Received: 28-Nov-2022 Editor assigned: 30-Nov-2022 Reviewed: 14-Dec-2022 Revised: 21-Dec-2022 Published: 28-Dec-2022, DOI: 10.15651/JFTD.22.3.17
Nanomedicines are emerging as promising therapeutic agents for the treatment of various tropical diseases affecting the Central Nervous System (CNS). These diseases, such as cerebral malaria, neurocysticercosis, and neuroschistosomiasis, are major public health challenges in many tropical and subtropical regions of the world, particularly in low- and middle-income countries.
The CNS is a particularly challenging target for drug delivery due to the presence of the Blood-Brain Barrier (BBB), a specialized barrier that regulates the entry of substances into the brain. The BBB is composed of endothelial cells that line the capillaries of the brain and tightly control the transport of substances from the blood to the brain. Many drugs, including those used to treat tropical diseases affecting the CNS, cannot cross the BBB and reach their target site in sufficient amounts, leading to poor treatment outcomes.
Nanomedicines offer several advantages for the treatment of CNS diseases. They are designed to be smaller than 100 nanometers in size, which allows them to passively target the BBB and enter the brain parenchyma.
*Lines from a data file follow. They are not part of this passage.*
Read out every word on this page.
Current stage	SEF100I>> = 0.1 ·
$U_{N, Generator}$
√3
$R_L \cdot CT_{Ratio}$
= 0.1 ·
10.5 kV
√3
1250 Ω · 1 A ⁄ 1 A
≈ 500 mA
They can also be functionalized with specific ligands that target receptors on the BBB, further enhancing their ability to cross the barrier. Additionally, nanomedicines can improve drug solubility, stability, and bioavailability, leading to better therapeutic outcomes.
Cerebral malaria is a severe neurological complication of Plasmodium falciparum infection, and is responsible for significant morbidity and mortality in endemic regions. The pathogenesis of cerebral malaria is complex and multifactorial, involving sequestration of infected red blood cells in the brain microvasculature, activation of inflammatory pathways, and disruption of the BBB. Several nanomedicines have been developed for the treatment of cerebral malaria, including liposomes, polymeric nanoparticles, and solid lipid nanoparticles. These nanomedicines can encapsulate antimalarial drugs such as artemisinin, quinine, and mefloquine, and improve their efficacy by enhancing drug delivery to the brain. For example, liposomes functionalized with a transferrin receptor ligand have been shown to enhance brain uptake of artesunate, a first-line antimalarial drug, and improve survival in a mouse model of cerebral malaria.
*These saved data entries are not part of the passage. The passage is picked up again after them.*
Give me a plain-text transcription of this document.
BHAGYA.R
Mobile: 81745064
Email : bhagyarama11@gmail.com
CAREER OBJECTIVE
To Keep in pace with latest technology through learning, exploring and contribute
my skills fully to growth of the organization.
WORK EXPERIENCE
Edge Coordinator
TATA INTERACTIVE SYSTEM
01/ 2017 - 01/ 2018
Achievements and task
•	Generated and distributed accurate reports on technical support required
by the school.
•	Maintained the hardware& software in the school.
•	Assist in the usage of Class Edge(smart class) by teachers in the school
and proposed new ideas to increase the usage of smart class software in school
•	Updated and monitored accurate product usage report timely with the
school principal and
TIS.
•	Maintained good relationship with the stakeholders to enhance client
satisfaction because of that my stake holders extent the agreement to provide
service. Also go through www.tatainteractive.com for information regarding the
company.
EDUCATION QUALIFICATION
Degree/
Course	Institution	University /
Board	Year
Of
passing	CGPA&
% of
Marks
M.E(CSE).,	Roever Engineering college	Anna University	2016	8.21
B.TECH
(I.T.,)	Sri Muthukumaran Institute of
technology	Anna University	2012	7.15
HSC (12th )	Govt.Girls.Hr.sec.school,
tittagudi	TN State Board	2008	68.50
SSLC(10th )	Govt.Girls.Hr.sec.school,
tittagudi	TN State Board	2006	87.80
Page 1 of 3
Neurocysticercosis is a parasitic infection caused by the tapeworm Taenia solium, and is a leading cause of seizures in many low- and middle-income countries. The infection results from ingestion of contaminated food or water, and the tapeworm larvae can migrate to the brain and form cysts. Treatment of neurocysticercosis involves antiparasitic drugs such as albendazole and praziquantel, but these drugs have limited efficacy against cysticidal parasites and can cause adverse effects. Nanomedicines can improve drug delivery to the brain and enhance drug efficacy against cysticidal parasites. For example, solid lipid nanoparticles loaded with praziquantel have been shown to improve drug uptake in the brain and reduce cyst burden in a mouse model of neurocysticercosis.
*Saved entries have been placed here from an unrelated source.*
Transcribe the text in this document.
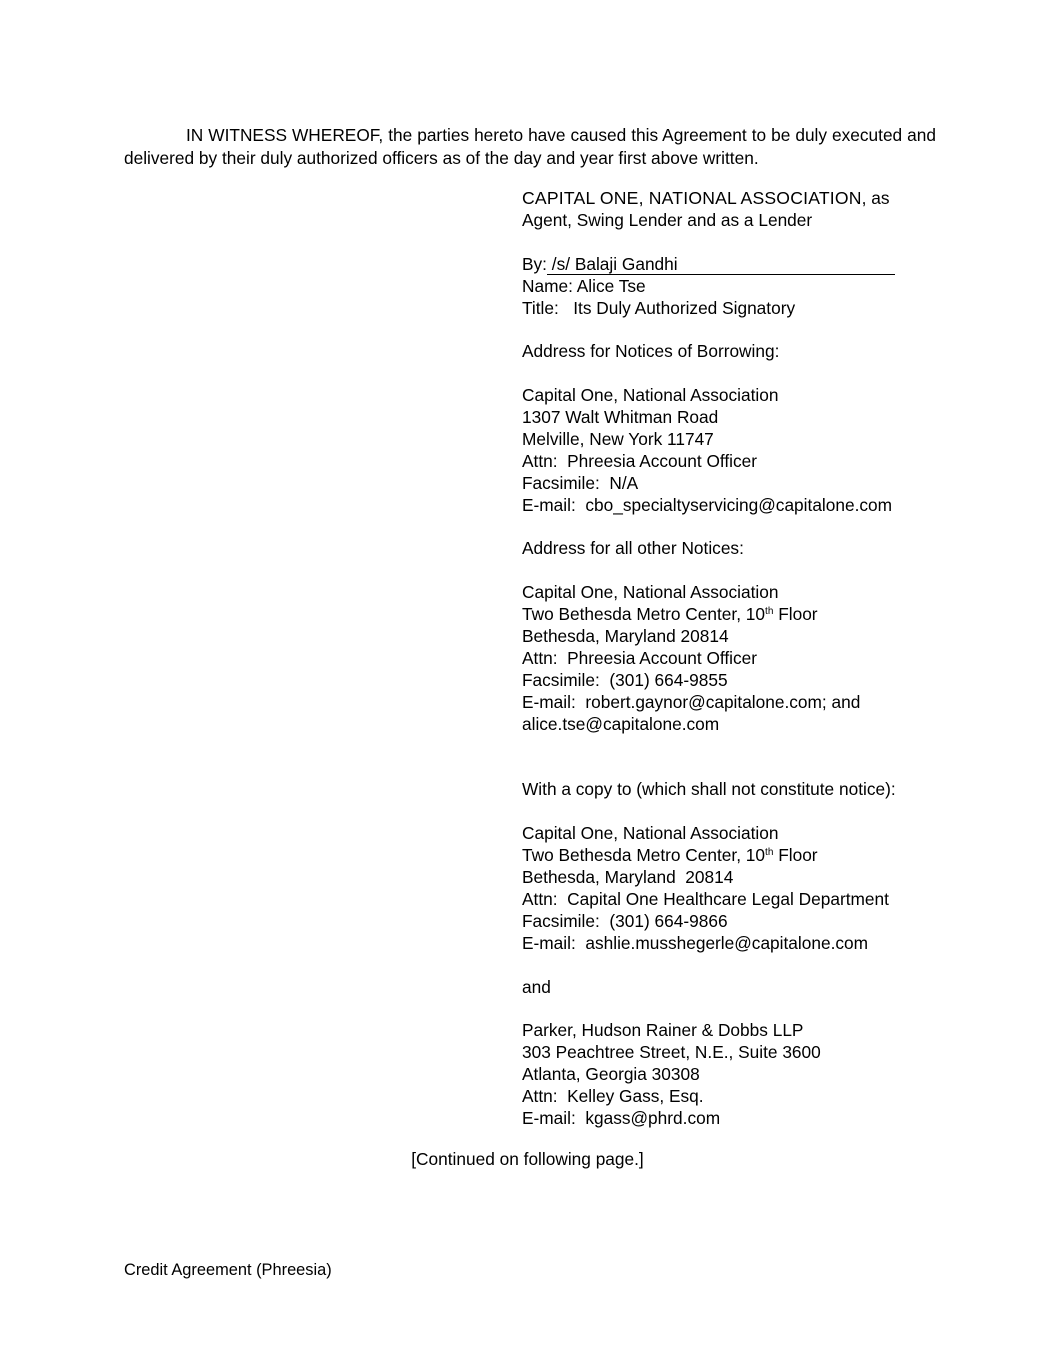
IN WITNESS WHEREOF, the parties hereto have caused this Agreement to be duly executed and delivered by their duly authorized officers as of the day and year first above written.

CAPITAL ONE, NATIONAL ASSOCIATION, as
Agent, Swing Lender and as a Lender
By: /s/ Balaji Gandhi
Name: Alice Tse
Title:   Its Duly Authorized Signatory
Address for Notices of Borrowing:
Capital One, National Association
1307 Walt Whitman Road
Melville, New York 11747
Attn:  Phreesia Account Officer
Facsimile:  N/A
E-mail:  cbo_specialtyservicing@capitalone.com
Address for all other Notices:
Capital One, National Association
Two Bethesda Metro Center, 10th Floor
Bethesda, Maryland 20814
Attn:  Phreesia Account Officer
Facsimile:  (301) 664-9855
E-mail:  robert.gaynor@capitalone.com; and
alice.tse@capitalone.com
With a copy to (which shall not constitute notice):
Capital One, National Association
Two Bethesda Metro Center, 10th Floor
Bethesda, Maryland  20814
Attn:  Capital One Healthcare Legal Department
Facsimile:  (301) 664-9866
E-mail:  ashlie.musshegerle@capitalone.com
and
Parker, Hudson Rainer & Dobbs LLP
303 Peachtree Street, N.E., Suite 3600
Atlanta, Georgia 30308
Attn:  Kelley Gass, Esq.
E-mail:  kgass@phrd.com
[Continued on following page.]
Credit Agreement (Phreesia)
Neuroschistosomiasis is a neurological complication of schistosomiasis, a parasitic infection caused by trematode worms. The infection affects over 200 million people worldwide, particularly in sub-Saharan Africa. The parasites can invade the CNS and cause granulomatous lesions, leading to neurological deficits. Treatment of neuroschistosomiasis involves antiparasitic drugs such as praziquantel and oxamniquine, but these drugs have limited efficacy against CNS-invading parasites. Nanomedicines can improve drug delivery to the brain and enhance drug efficacy against CNS-invading parasites.